18 de novembro de 2009

AME E DÊ VEXAME

— Meu nome é Maria. Não sei como se faz psicoterapia.

— Diga o que está sentindo agora.

— Meu único problema, doutor, é o medo.

— Nós só temos um problema real: o medo.

— Eu tenho medo de amar.

— As outras formas de medo são mecanismos de defesa e sobrevivência animal. A pessoa humana tem um medo especial e original: o de amar.

— E amar é a única coisa que realmente me interessa.

— É o amor e não a vida o oposto da morte. Precisamos distinguir entre estar vivo e morrer.

— Claro, não estou viva porque tenho medo de amar.

— Você não está morta porque o amor é a única coisa que realmente lhe interessa.

— Precisamente por isso decidi fazer psicoterapia.

— Precisamente por isso, estou certo hoje, decidi ser psicoterapeuta.

— Então os psicoterapeutas entendem de amor?

— Não. Os psicoterapeutas entendem de amor tanto quanto qualquer pessoa.
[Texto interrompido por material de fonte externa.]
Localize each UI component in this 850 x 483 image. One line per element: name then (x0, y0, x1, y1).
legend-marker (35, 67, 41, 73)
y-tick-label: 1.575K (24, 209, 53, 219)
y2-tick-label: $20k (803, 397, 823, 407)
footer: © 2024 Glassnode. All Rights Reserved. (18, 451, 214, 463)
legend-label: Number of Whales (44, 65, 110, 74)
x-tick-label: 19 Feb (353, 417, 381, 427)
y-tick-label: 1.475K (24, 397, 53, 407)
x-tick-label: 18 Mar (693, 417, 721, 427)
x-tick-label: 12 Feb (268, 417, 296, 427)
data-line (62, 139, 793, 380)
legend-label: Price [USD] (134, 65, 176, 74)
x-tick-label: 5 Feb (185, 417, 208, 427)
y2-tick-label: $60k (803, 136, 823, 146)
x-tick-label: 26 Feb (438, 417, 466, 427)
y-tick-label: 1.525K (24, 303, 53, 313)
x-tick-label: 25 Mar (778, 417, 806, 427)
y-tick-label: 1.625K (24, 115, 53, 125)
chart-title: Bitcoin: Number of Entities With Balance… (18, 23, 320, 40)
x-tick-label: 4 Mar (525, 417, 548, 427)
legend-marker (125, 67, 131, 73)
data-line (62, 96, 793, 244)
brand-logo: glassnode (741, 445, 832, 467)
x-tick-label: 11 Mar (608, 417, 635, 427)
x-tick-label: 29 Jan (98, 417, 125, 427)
Eu tenho tanto medo de amar como você.

— Como pretende me ajudar?

— Tenho muito mais anos de medo do amor que você. Acho que aprendi alguma coisa enfrentando esse medo.

— E já amou?

— Muito.

— Como?

— Como estou tentando e temendo amar você agora.

— Eu não vim aqui para amá-lo e ser amada pelo senhor.

— Então perde o seu tempo aqui. Quando você chegou, a primeira coisa que fiz foi perguntar-me se queria e podia amar você. Logo senti que sim. Então comecei a sentir medo. E isso provava que já a estava amando.

— Estou começando a sentir medo do senhor.

— Como é esse medo?

— É difícil de explicar.

— Não explique. Descreva apenas o que está sentindo. Esqueça a palavra medo e descreva as sensações e emoções que sente agora.


DO LIVRO ame e dê vexame, do Roberto freire



Fonte:FREIRE, Roberto. Ame e dê vexame. [Rio de Janeiro]: Guanabara, c1990.

Um comentário:

Luana Gabriela disse...

Lizandraaaa que texto show!

Quer dizer que quando surge o medo já estamos amando?.. medoooo! hehehehe

Quem é que entende de amor se nem os psicoterapeutas entendem?